Would not a College fixed in the Middle of this State, & conducted upon a Plan, such as Experience & a real Knowledge of the proper Method of instructing Youth, (the most different possible from any hitherto pursued,) be an Object highly worthy of legislative Consideration. Untill such a Seminary, or such an University be formed, Virginia will never acquire the Preeminence, which may, & ought to distinguish her.

I beg you, as you pass by Nicholson’s printing office, to desire him to give you a Copy or two of my late Address;3 perhaps your Father & some of the other good People in your Parish may wish to see it. Beleive me, my dear Sir, to be your’s sincerely and Affly.

J Madison

RC (DLC). Addressed by Bishop Madison to JM at Richmond. Docketed by JM.

1Bishop Madison paraphrased a line from Sallust: “potiorque visa est periculosa libertas quieto servitio,” which translated reads “but I looked upon freedom united with danger as preferable to peace with slavery” (“Speech of the Consul Lepidus, 25–27,” Sallust, Loeb Classical Library [London, 1931], pp. 394–95).
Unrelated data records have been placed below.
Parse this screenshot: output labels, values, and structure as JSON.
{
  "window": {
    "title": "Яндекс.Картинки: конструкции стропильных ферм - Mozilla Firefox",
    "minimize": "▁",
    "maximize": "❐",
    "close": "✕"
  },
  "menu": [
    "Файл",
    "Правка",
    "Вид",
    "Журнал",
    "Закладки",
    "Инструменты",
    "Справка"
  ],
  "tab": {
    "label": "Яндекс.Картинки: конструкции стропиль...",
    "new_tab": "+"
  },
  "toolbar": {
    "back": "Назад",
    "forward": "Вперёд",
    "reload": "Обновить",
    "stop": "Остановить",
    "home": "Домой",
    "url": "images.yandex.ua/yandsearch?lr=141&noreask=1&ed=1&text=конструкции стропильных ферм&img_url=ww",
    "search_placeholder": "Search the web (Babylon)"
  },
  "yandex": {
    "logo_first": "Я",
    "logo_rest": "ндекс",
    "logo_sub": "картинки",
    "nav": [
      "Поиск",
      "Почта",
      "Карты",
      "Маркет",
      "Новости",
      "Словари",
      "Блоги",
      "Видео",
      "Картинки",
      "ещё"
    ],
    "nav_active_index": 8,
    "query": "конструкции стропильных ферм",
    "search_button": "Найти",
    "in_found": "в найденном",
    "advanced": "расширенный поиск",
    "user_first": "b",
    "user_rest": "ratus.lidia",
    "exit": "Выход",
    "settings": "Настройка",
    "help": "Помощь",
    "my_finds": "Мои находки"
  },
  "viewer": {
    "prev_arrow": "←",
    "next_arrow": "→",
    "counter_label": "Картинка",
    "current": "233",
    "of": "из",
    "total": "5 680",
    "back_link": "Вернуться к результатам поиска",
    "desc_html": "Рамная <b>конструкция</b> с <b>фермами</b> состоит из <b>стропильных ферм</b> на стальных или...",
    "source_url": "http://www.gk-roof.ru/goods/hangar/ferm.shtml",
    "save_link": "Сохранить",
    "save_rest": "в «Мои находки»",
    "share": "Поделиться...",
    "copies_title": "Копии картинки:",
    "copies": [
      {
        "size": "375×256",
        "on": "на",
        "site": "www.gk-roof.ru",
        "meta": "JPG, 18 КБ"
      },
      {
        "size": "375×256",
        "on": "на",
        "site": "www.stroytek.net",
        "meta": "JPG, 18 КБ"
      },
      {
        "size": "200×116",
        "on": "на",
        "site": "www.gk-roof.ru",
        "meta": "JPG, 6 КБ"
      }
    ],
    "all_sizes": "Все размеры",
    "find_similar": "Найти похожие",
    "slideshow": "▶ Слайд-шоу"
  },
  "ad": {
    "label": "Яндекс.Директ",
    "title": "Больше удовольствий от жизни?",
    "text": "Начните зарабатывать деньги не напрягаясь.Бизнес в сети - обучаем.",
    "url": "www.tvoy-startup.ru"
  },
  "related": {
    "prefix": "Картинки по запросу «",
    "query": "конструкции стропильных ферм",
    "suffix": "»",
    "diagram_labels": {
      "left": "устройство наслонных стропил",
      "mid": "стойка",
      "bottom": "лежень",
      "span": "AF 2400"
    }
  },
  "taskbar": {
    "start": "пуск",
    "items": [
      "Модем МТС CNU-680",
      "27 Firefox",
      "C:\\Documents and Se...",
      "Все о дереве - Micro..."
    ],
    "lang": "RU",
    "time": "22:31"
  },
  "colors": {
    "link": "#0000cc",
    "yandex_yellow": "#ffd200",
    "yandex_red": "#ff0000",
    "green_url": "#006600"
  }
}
2Bishop Madison was probably referring to Smith’s arguments on the “different employments of capital,” in which he stated that “no equal capital puts into motion a greater quantity of productive labour than that of the farmer.” Smith attributed the rapid growth of the American colonies to their concentration on agriculture. A corollary to this was Smith’s assertion that merchant shipping was of little relative importance to a country’s growth because it was the least advantageous means of employing capital (Adam Smith, An Inquiry into the Nature and Causes of the Wealth of Nations, ed. R. H. Campbell et al. [2 vols.; Oxford, 1976], 1:363–65).
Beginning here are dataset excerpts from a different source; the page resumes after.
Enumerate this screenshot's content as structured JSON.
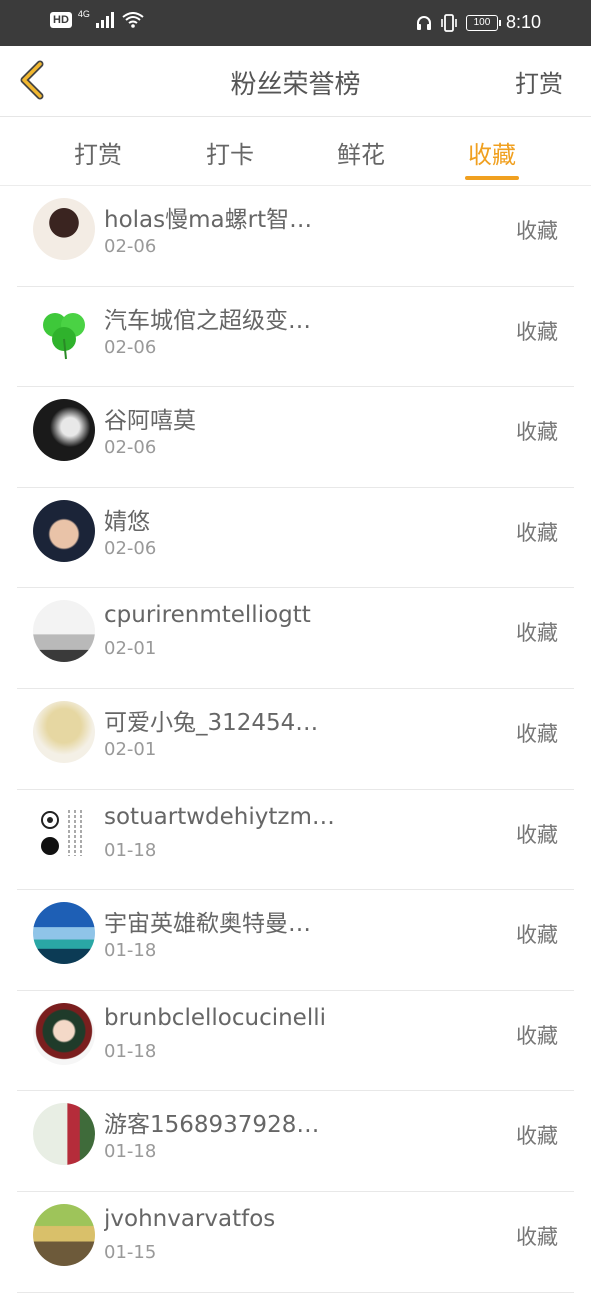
{
  "status_bar": {
    "hd": "HD",
    "network": "4G",
    "battery": "100",
    "time": "8:10"
  },
  "header": {
    "title": "粉丝荣誉榜",
    "right_action": "打赏"
  },
  "tabs": [
    {
      "label": "打赏",
      "active": false
    },
    {
      "label": "打卡",
      "active": false
    },
    {
      "label": "鲜花",
      "active": false
    },
    {
      "label": "收藏",
      "active": true
    }
  ],
  "accent_color": "#f0a020",
  "list": [
    {
      "name": "holas慢ma螺rt智…",
      "date": "02-06",
      "action": "收藏"
    },
    {
      "name": "汽车城倌之超级变…",
      "date": "02-06",
      "action": "收藏"
    },
    {
      "name": "谷阿嘻莫",
      "date": "02-06",
      "action": "收藏"
    },
    {
      "name": "婧悠",
      "date": "02-06",
      "action": "收藏"
    },
    {
      "name": "cpurirenmtelliogtt",
      "date": "02-01",
      "action": "收藏"
    },
    {
      "name": "可爱小兔_312454…",
      "date": "02-01",
      "action": "收藏"
    },
    {
      "name": "sotuartwdehiytzm…",
      "date": "01-18",
      "action": "收藏"
    },
    {
      "name": "宇宙英雄欷奥特曼…",
      "date": "01-18",
      "action": "收藏"
    },
    {
      "name": "brunbclellocucinelli",
      "date": "01-18",
      "action": "收藏"
    },
    {
      "name": "游客1568937928…",
      "date": "01-18",
      "action": "收藏"
    },
    {
      "name": "jvohnvarvatfos",
      "date": "01-15",
      "action": "收藏"
    }
  ]
}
3Thomas Nicolson, who owned a print shop in the “first House below the Capitol” in Richmond, published Bishop Madison’s pamphlet, An Address, to the Members of the Protestant Episcopal Church, in Virginia (Richmond, 1799; Evans description begins Charles Evans, ed., American Bibliography … 1639 … 1820 (12 vols.; Chicago, 1903–34). description ends 35761). Pointing to the awful crisis exhibited by the “prostration of religious & moral principle” in Virginia, Madison encouraged church members to observe strictly the laws governing the church, to tend to those churches in disrepair, to provide necessary support for their pastors, and to cause a “revival of a just sense of religion.”